On Filesystems and Universal Mobile Chargers and Good Things.

"Ultimately somebody should design a filesystem explicitly for use as an interchange format and license it for free, then everyone can deal with their internal FSes and do what makes the most sense for their OSes and markets."

Louis Gerbarg makes so much sense here. What we need to recognise is that not all disks are equal.

Internal drives are only ever really used by your OS. If the disk is in a machine stick a layer of software abstraction on top such as Samba and boom - we've got interoperability. (Remember - we live in the future now - clock cycles and RAM are cheap as chips, if you excuse the pun). The whizz bang is only needed by the OS isn't it?

It's the plethora of little flash drives that have superceded the floppy that need to be truly interoperable, and the simplicity of One Filesystem to Rule Them All (all being portable drives in this instance, not magic rings) really appeals to my inner geek. As Louis points out, it will free up everyone to do what makes most sense with their internal FSes without worry and this can only be a good thing. It just makes sense.

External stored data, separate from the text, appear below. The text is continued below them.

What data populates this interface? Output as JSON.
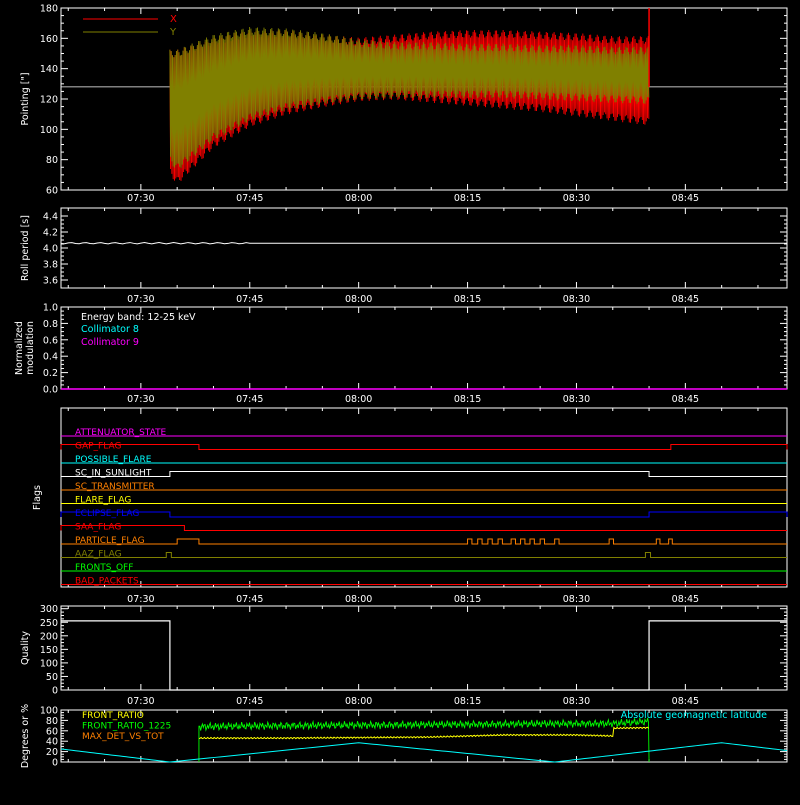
{
  "colors": {
    "background": "#000000",
    "axis": "#ffffff",
    "red": "#ff0000",
    "olive": "#808000",
    "cyan": "#00ffff",
    "magenta": "#ff00ff",
    "orange": "#ff8000",
    "yellow": "#ffff00",
    "blue": "#0000ff",
    "green": "#00ff00",
    "white": "#ffffff"
  },
  "time_ticks": [
    "07:30",
    "07:45",
    "08:00",
    "08:15",
    "08:30",
    "08:45"
  ],
  "chart_data": [
    {
      "type": "line",
      "ylabel": "Pointing [\"]",
      "ylim": [
        60,
        180
      ],
      "yticks": [
        60,
        80,
        100,
        120,
        140,
        160,
        180
      ],
      "xlim": [
        "07:19",
        "08:59"
      ],
      "reference_line": 128,
      "data_start": "07:34",
      "data_end": "08:40",
      "legend": [
        {
          "name": "X",
          "color": "#ff0000"
        },
        {
          "name": "Y",
          "color": "#808000"
        }
      ],
      "series": [
        {
          "name": "X",
          "x": [
            "07:34",
            "07:35",
            "07:40",
            "07:45",
            "07:50",
            "07:55",
            "08:00",
            "08:05",
            "08:10",
            "08:15",
            "08:20",
            "08:25",
            "08:30",
            "08:35",
            "08:40"
          ],
          "upper": [
            150,
            150,
            158,
            163,
            163,
            160,
            158,
            160,
            162,
            163,
            163,
            162,
            161,
            159,
            159
          ],
          "lower": [
            72,
            66,
            90,
            104,
            112,
            117,
            121,
            122,
            120,
            118,
            116,
            114,
            111,
            108,
            105
          ]
        },
        {
          "name": "Y",
          "x": [
            "07:34",
            "07:35",
            "07:40",
            "07:45",
            "07:50",
            "07:55",
            "08:00",
            "08:05",
            "08:10",
            "08:15",
            "08:20",
            "08:25",
            "08:30",
            "08:35",
            "08:40"
          ],
          "upper": [
            150,
            150,
            160,
            165,
            164,
            161,
            157,
            155,
            155,
            154,
            154,
            153,
            153,
            152,
            152
          ],
          "lower": [
            80,
            75,
            95,
            108,
            115,
            119,
            122,
            123,
            123,
            123,
            123,
            122,
            121,
            120,
            119
          ]
        }
      ]
    },
    {
      "type": "line",
      "ylabel": "Roll period [s]",
      "ylim": [
        3.5,
        4.5
      ],
      "yticks": [
        3.6,
        3.8,
        4.0,
        4.2,
        4.4
      ],
      "series": [
        {
          "x": [
            "07:19",
            "08:59"
          ],
          "y": [
            4.06,
            4.06
          ]
        }
      ]
    },
    {
      "type": "line",
      "ylabel": "Normalized modulation",
      "ylabel_lines": [
        "Normalized",
        "modulation"
      ],
      "ylim": [
        0,
        1
      ],
      "yticks": [
        0.0,
        0.2,
        0.4,
        0.6,
        0.8,
        1.0
      ],
      "annotation": "Energy band: 12-25 keV",
      "legend": [
        {
          "name": "Collimator 8",
          "color": "#00ffff"
        },
        {
          "name": "Collimator 9",
          "color": "#ff00ff"
        }
      ],
      "series": [
        {
          "name": "Collimator 9",
          "x": [
            "07:19",
            "08:59"
          ],
          "y": [
            0,
            0
          ]
        }
      ]
    },
    {
      "type": "line",
      "ylabel": "Flags",
      "flags": [
        {
          "name": "ATTENUATOR_STATE",
          "color": "#ff00ff",
          "segments": []
        },
        {
          "name": "GAP_FLAG",
          "color": "#ff0000",
          "segments": [
            [
              "07:19",
              "07:38"
            ],
            [
              "08:43",
              "08:59"
            ]
          ]
        },
        {
          "name": "POSSIBLE_FLARE",
          "color": "#00ffff",
          "segments": []
        },
        {
          "name": "SC_IN_SUNLIGHT",
          "color": "#ffffff",
          "segments": [
            [
              "07:34",
              "08:40"
            ]
          ]
        },
        {
          "name": "SC_TRANSMITTER",
          "color": "#ff8000",
          "segments": []
        },
        {
          "name": "FLARE_FLAG",
          "color": "#ffff00",
          "segments": []
        },
        {
          "name": "ECLIPSE_FLAG",
          "color": "#0000ff",
          "segments": [
            [
              "07:19",
              "07:34"
            ],
            [
              "08:40",
              "08:59"
            ]
          ]
        },
        {
          "name": "SAA_FLAG",
          "color": "#ff0000",
          "segments": [
            [
              "07:19",
              "07:36"
            ]
          ]
        },
        {
          "name": "PARTICLE_FLAG",
          "color": "#ff8000",
          "segments": [
            [
              "07:35",
              "07:38"
            ],
            [
              "08:15",
              "08:15.6"
            ],
            [
              "08:16.4",
              "08:17"
            ],
            [
              "08:17.8",
              "08:18.4"
            ],
            [
              "08:19.2",
              "08:19.8"
            ],
            [
              "08:21",
              "08:21.6"
            ],
            [
              "08:22.3",
              "08:22.9"
            ],
            [
              "08:23.6",
              "08:24.2"
            ],
            [
              "08:25",
              "08:25.6"
            ],
            [
              "08:27",
              "08:27.6"
            ],
            [
              "08:34.5",
              "08:35.1"
            ],
            [
              "08:41",
              "08:41.5"
            ],
            [
              "08:42.7",
              "08:43.2"
            ]
          ]
        },
        {
          "name": "AAZ_FLAG",
          "color": "#808000",
          "segments": [
            [
              "07:33.5",
              "07:34.2"
            ],
            [
              "08:39.5",
              "08:40.2"
            ]
          ]
        },
        {
          "name": "FRONTS_OFF",
          "color": "#00ff00",
          "segments": []
        },
        {
          "name": "BAD_PACKETS",
          "color": "#ff0000",
          "segments": []
        }
      ]
    },
    {
      "type": "line",
      "ylabel": "Quality",
      "ylim": [
        0,
        310
      ],
      "yticks": [
        0,
        50,
        100,
        150,
        200,
        250,
        300
      ],
      "series": [
        {
          "x": [
            "07:19",
            "07:34",
            "07:34",
            "08:40",
            "08:40",
            "08:59"
          ],
          "y": [
            255,
            255,
            0,
            0,
            255,
            255
          ]
        }
      ]
    },
    {
      "type": "line",
      "ylabel": "Degrees or %",
      "ylim": [
        0,
        100
      ],
      "yticks": [
        0,
        20,
        40,
        60,
        80,
        100
      ],
      "legend": [
        {
          "name": "FRONT_RATIO",
          "color": "#ffff00"
        },
        {
          "name": "FRONT_RATIO_1225",
          "color": "#00ff00"
        },
        {
          "name": "MAX_DET_VS_TOT",
          "color": "#ff8000"
        }
      ],
      "right_label": "Absolute geomagnetic latitude",
      "series": [
        {
          "name": "FRONT_RATIO",
          "x": [
            "07:38",
            "07:50",
            "08:00",
            "08:10",
            "08:20",
            "08:30",
            "08:35",
            "08:35",
            "08:40"
          ],
          "y": [
            46,
            46,
            47,
            48,
            52,
            52,
            50,
            65,
            66
          ]
        },
        {
          "name": "FRONT_RATIO_1225",
          "x": [
            "07:38",
            "07:50",
            "08:00",
            "08:10",
            "08:20",
            "08:30",
            "08:35",
            "08:40"
          ],
          "y": [
            68,
            70,
            71,
            72,
            73,
            74,
            74,
            78
          ]
        },
        {
          "name": "Absolute geomagnetic latitude",
          "x": [
            "07:19",
            "07:34",
            "08:00",
            "08:27",
            "08:50",
            "08:59"
          ],
          "y": [
            25,
            0,
            37,
            0,
            37,
            22
          ]
        }
      ]
    }
  ]
}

Now think of the other benefits. I was really interested to discover Apple had the same number of engineers working on HFS, HFS+, UFS, NFS, WebDAV, FAT, and NTFS combined as a University team working on developing a new FS. Now this admittedly says something about the number of engineers at Apple (what special productivity sauce is Steve feeding them?) - but what would these undoubtedly talented engineers have been able to accomplish if freed up from what is effectively donkey work? How many equally talented engineers are doing similar donkey work at SUN, Microsoft and for open source libraries? Isn't this sort of problem one of Open Source's biggest selling points? ZFS is open source, and licensing issues scuppered it for Apple.

We strive hard to stay DRY in development. This a reflection of working with small teams of one or more and needing to target the hours we have wisely. So we strive to cut out donkey work. Is this a concern the Big Boys don't have to worry about? I think not.

In other news, a universal mobile phone charger has been mandated this week. This has been reported everywhere and it's a good thing. What is really interesting about this though is the numbers on what this actually means. We're talking Big Numbers. For example, according to the GSMA 51,000 tonnes of redundant chargers are manufactured every year. How much carbon and oil does that represent? How much human endeavour has been spent on repeatedly designing mobile phone chargers?

The thing here is that it's taken a 3rd party body to mandate this. Most manufacturers are jumping on the bandwagon of what is ultimately just a recommendation. Someone said "Why not all do it this way?" and lo! they all will. Definitely a good thing. But why couldn't these manufacturers do this on their own?

Moving away from file systems and phone chargers, how many other examples of massive redundancy are occurring in industry? How many talented engineers are spending their time on donkey work? There's an oft cited example that the entire Wikipedia project represents the same amount of human endeavour that Americans spend watching commercials in a single weekend. That is NOT a good thing.
Then again, commercial-watching Americans are not talented software engineers. Not all of them anyway.

How many good things are we replicating away for the sake of corporate fear, licensing issues and ultimately ego?